I also like it because I've always taken a childish pleasure in playing games in which the largest possible number of moves are played before a capture - there's an example below* where the board is full until White's 26th. When I first started playing tournaments - the Hitchin Open, in the late Seventies - I would, after my game in the junior section had finished, go round looking at all the games in the Premier, to see which one had up to then played the fewest moves and which one had had the fewest captures. I saw nothing odd in this behaviour although I suspect, now, that a child psychologist would have a note or two to make about it. Well, our quirks and odditities remain even when we become aware of them, and sometimes I think I like to have the fullest board in the room.

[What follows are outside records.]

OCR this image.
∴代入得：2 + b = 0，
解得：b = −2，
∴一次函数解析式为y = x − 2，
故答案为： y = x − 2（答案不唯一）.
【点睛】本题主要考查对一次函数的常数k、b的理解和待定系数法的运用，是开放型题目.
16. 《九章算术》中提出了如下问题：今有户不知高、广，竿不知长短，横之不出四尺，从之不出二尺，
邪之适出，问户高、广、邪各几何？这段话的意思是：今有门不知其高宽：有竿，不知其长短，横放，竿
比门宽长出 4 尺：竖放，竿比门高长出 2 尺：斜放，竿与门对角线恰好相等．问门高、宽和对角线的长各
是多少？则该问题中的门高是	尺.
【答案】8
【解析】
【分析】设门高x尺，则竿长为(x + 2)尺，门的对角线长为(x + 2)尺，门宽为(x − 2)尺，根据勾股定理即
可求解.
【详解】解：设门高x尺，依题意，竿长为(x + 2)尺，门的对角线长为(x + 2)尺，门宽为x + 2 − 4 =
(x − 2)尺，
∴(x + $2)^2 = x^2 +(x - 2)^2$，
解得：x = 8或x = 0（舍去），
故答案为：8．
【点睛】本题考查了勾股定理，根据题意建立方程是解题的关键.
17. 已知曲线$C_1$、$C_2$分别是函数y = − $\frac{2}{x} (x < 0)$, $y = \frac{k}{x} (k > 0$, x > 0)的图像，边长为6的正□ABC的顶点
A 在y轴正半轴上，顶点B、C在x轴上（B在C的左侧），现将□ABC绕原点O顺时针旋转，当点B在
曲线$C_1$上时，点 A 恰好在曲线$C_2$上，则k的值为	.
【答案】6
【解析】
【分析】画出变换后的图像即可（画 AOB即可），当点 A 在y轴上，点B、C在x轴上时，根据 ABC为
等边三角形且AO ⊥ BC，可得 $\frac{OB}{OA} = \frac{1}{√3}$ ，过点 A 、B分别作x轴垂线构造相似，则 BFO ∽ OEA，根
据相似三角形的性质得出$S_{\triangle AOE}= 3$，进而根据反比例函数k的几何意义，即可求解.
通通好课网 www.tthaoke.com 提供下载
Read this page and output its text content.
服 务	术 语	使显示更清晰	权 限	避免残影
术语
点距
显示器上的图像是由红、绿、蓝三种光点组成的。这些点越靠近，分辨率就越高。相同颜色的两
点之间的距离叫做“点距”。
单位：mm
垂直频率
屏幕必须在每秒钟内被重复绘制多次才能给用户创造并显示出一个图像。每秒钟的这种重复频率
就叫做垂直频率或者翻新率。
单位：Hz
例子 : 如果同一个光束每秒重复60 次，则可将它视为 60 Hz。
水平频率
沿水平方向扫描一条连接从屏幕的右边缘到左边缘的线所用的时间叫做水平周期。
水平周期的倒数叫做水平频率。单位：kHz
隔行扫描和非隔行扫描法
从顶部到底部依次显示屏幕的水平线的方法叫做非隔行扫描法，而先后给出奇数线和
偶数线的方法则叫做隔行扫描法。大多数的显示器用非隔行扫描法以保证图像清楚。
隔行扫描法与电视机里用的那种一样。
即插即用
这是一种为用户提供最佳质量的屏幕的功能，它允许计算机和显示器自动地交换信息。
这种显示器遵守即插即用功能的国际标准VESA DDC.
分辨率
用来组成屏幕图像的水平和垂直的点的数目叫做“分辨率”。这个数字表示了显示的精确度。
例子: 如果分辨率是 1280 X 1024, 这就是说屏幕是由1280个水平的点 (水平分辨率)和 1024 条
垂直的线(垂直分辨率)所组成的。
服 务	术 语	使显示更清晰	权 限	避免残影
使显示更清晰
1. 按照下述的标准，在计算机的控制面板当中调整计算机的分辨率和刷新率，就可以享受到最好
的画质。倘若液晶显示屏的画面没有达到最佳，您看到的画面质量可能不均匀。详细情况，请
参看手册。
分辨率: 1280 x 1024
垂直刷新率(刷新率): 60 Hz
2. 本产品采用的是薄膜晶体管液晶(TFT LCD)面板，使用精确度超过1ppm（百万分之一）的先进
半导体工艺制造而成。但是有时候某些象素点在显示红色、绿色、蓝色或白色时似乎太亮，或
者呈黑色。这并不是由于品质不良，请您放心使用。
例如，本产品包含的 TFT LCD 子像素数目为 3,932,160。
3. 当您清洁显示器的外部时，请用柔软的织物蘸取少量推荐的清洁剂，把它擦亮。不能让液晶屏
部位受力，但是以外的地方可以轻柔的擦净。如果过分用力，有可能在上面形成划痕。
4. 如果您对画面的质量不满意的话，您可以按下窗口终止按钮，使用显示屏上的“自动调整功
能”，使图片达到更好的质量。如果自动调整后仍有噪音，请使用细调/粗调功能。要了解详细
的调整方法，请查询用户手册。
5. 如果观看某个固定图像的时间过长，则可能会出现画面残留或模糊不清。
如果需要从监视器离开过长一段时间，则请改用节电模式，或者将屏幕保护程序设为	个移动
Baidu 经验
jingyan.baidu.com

Besides, the strong players don't like it. I've seen good players screw up their faces when they've realised they're going to have to play against the Breyer: they may have the White pieces against a club player but there'll be no twenty-move win for them today. Steve Waugh always said, do what the other side don't want you to do. That makes sense to me. The masters might have gone on to win in the end - but they didn't like it much. So I do.

[My favourite moves index]

[* not currently available due to malware! ejh 11 February 2016]

5 comments:

Tom Chivers said...

From an over-protection standpoint, isn't 9...Nd7 even more logical - ?

ejh said...

Yeah, probably. But it's not quite as smart-alec and it's not quite as good.

Anonymous said...

Not really sure of the grounds for calling it an example of overprotection at all...(unless you're simply comparing it with the alternative 9...Na5)

Richard

ejh said...

Because everything's serving to protect e5?

Anonymous said...

Yes, but the re-routing of the Knight from a square which defends e5, to another square with defends e5, is somewhat irrelevant to that, no?

Not disputing that black ultimately might end up overprotecting e5, but it's hardly the primary point of the Breyer.